The shale gas boom in the US has led to a big drop in its carbon emissions, as power generators switch from coal to cheap gas.
According to the International Energy Agency, US energy-related emissions of carbon dioxide, the main greenhouse gas, fell by 450m tonnes over the last five years – the largest drop among all countries surveyed.
Fatih Birol, IEA chief economist, attributed the fall to improvements in fuel efficiency for transport and a “major shift” from coal to gas in power supply.
“This is a success story based on a combination of policy and technology – policy driving greater efficiency and technology making shale gas production viable,” Mr Birol said.
Shale gas has transformed the US energy landscape, with surging production reducing prices to ten-year lows and raising hopes of an industrial revival.
But it is also the subject of a heated environmental debate, with critics alleging that the production process can pollute groundwater.
Gas is fast becoming the fuel of choice for US energy. In the last 12 months, coal-fired generation has slumped by 19 per cent while that using gas has increased by 38 per cent, according to the US Department of Energy. A gas-fired plant produces half the CO2 emissions of a coal-fired one.
Overall, however, the IEA said 31.6 gigatonnes of CO2 were released into the atmosphere last year, mainly through the burning of fossil fuels. This was one gigatonne more than in 2010 and much higher than the average annual increase of 0.6 gigatonnes between 2006 and 2010.
“The impact of this increase is going to be catastrophic,” said John Sauven, Greenpeace executive director . “We’ve really got to act now, with a real sense of urgency, which up till now has been completely lacking.”
China’s carbon dioxide output increased by more than 700m tonnes last year, a 9.3 per cent rise.

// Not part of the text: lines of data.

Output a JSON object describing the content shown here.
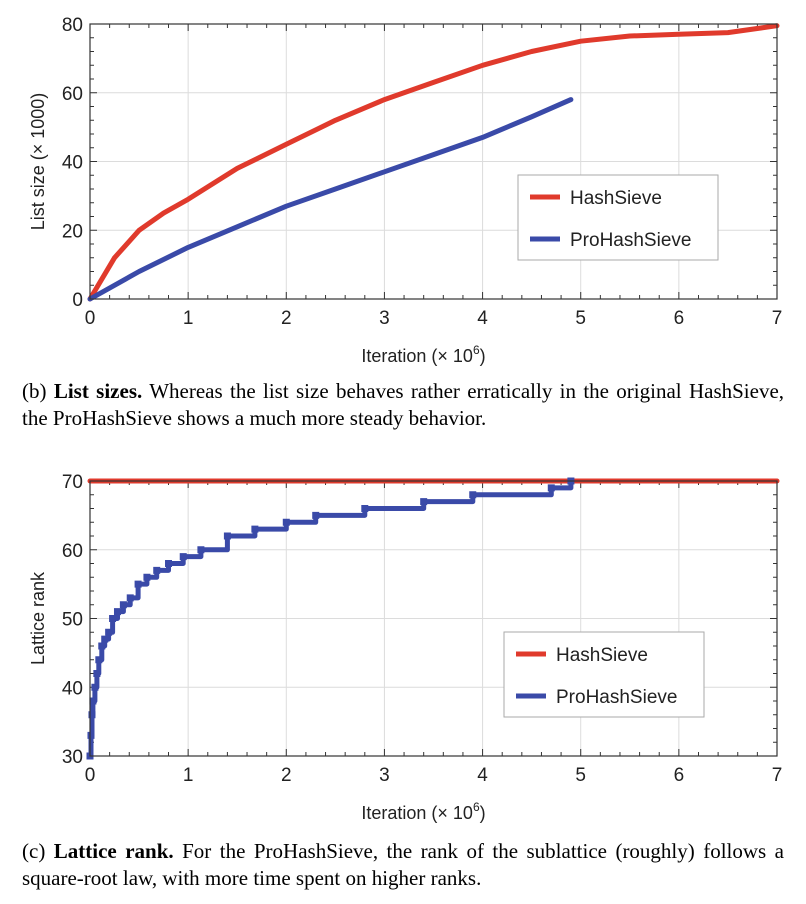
{
  "chart_data": [
    {
      "type": "line",
      "id": "b",
      "xlabel": "Iteration (× 10",
      "xlabel_sup": "6",
      "xlabel_close": ")",
      "ylabel": "List size (× 1000)",
      "xlim": [
        0,
        7
      ],
      "ylim": [
        0,
        80
      ],
      "xticks": [
        "0",
        "1",
        "2",
        "3",
        "4",
        "5",
        "6",
        "7"
      ],
      "yticks": [
        "0",
        "20",
        "40",
        "60",
        "80"
      ],
      "legend_position": "center-right",
      "series": [
        {
          "name": "HashSieve",
          "color": "#e03a2c",
          "x": [
            0,
            0.25,
            0.5,
            0.75,
            1,
            1.5,
            2,
            2.5,
            3,
            3.5,
            4,
            4.5,
            5,
            5.5,
            6,
            6.5,
            7
          ],
          "y": [
            0,
            12,
            20,
            25,
            29,
            38,
            45,
            52,
            58,
            63,
            68,
            72,
            75,
            76.5,
            77,
            77.5,
            79.5
          ]
        },
        {
          "name": "ProHashSieve",
          "color": "#3a4aa8",
          "x": [
            0,
            0.5,
            1,
            1.5,
            2,
            2.5,
            3,
            3.5,
            4,
            4.5,
            4.9
          ],
          "y": [
            0,
            8,
            15,
            21,
            27,
            32,
            37,
            42,
            47,
            53,
            58
          ]
        }
      ]
    },
    {
      "type": "line",
      "id": "c",
      "xlabel": "Iteration (× 10",
      "xlabel_sup": "6",
      "xlabel_close": ")",
      "ylabel": "Lattice rank",
      "xlim": [
        0,
        7
      ],
      "ylim": [
        30,
        70
      ],
      "xticks": [
        "0",
        "1",
        "2",
        "3",
        "4",
        "5",
        "6",
        "7"
      ],
      "yticks": [
        "30",
        "40",
        "50",
        "60",
        "70"
      ],
      "legend_position": "center-right",
      "series": [
        {
          "name": "HashSieve",
          "color": "#e03a2c",
          "x": [
            0,
            7
          ],
          "y": [
            70,
            70
          ]
        },
        {
          "name": "ProHashSieve",
          "color": "#3a4aa8",
          "x": [
            0,
            0.01,
            0.02,
            0.03,
            0.05,
            0.07,
            0.09,
            0.12,
            0.15,
            0.19,
            0.23,
            0.28,
            0.34,
            0.41,
            0.49,
            0.58,
            0.68,
            0.8,
            0.95,
            1.13,
            1.4,
            1.68,
            2.0,
            2.3,
            2.8,
            3.4,
            3.9,
            4.7,
            4.9
          ],
          "y": [
            30,
            33,
            36,
            38,
            40,
            42,
            44,
            46,
            47,
            48,
            50,
            51,
            52,
            53,
            55,
            56,
            57,
            58,
            59,
            60,
            62,
            63,
            64,
            65,
            66,
            67,
            68,
            69,
            70
          ]
        }
      ]
    }
  ],
  "captions": {
    "b": {
      "label": "(b)",
      "bold": "List sizes.",
      "text": "Whereas the list size behaves rather erratically in the original HashSieve, the ProHashSieve shows a much more steady behavior."
    },
    "c": {
      "label": "(c)",
      "bold": "Lattice rank.",
      "text": "For the ProHashSieve, the rank of the sublattice (roughly) follows a square-root law, with more time spent on higher ranks."
    }
  }
}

India overtook Russia to become the world’s fourth largest CO2 producer, after China, the US and the European Union.
While China pumps out more CO2 than any other country, its per capita emissions are only two-thirds of advanced countries. Mr Birol said China was making “major efforts” on energy efficiency, which had improved by 15 per cent in the past five years. Without these, he said, global carbon emissions would have been 1.5 gigatonnes higher.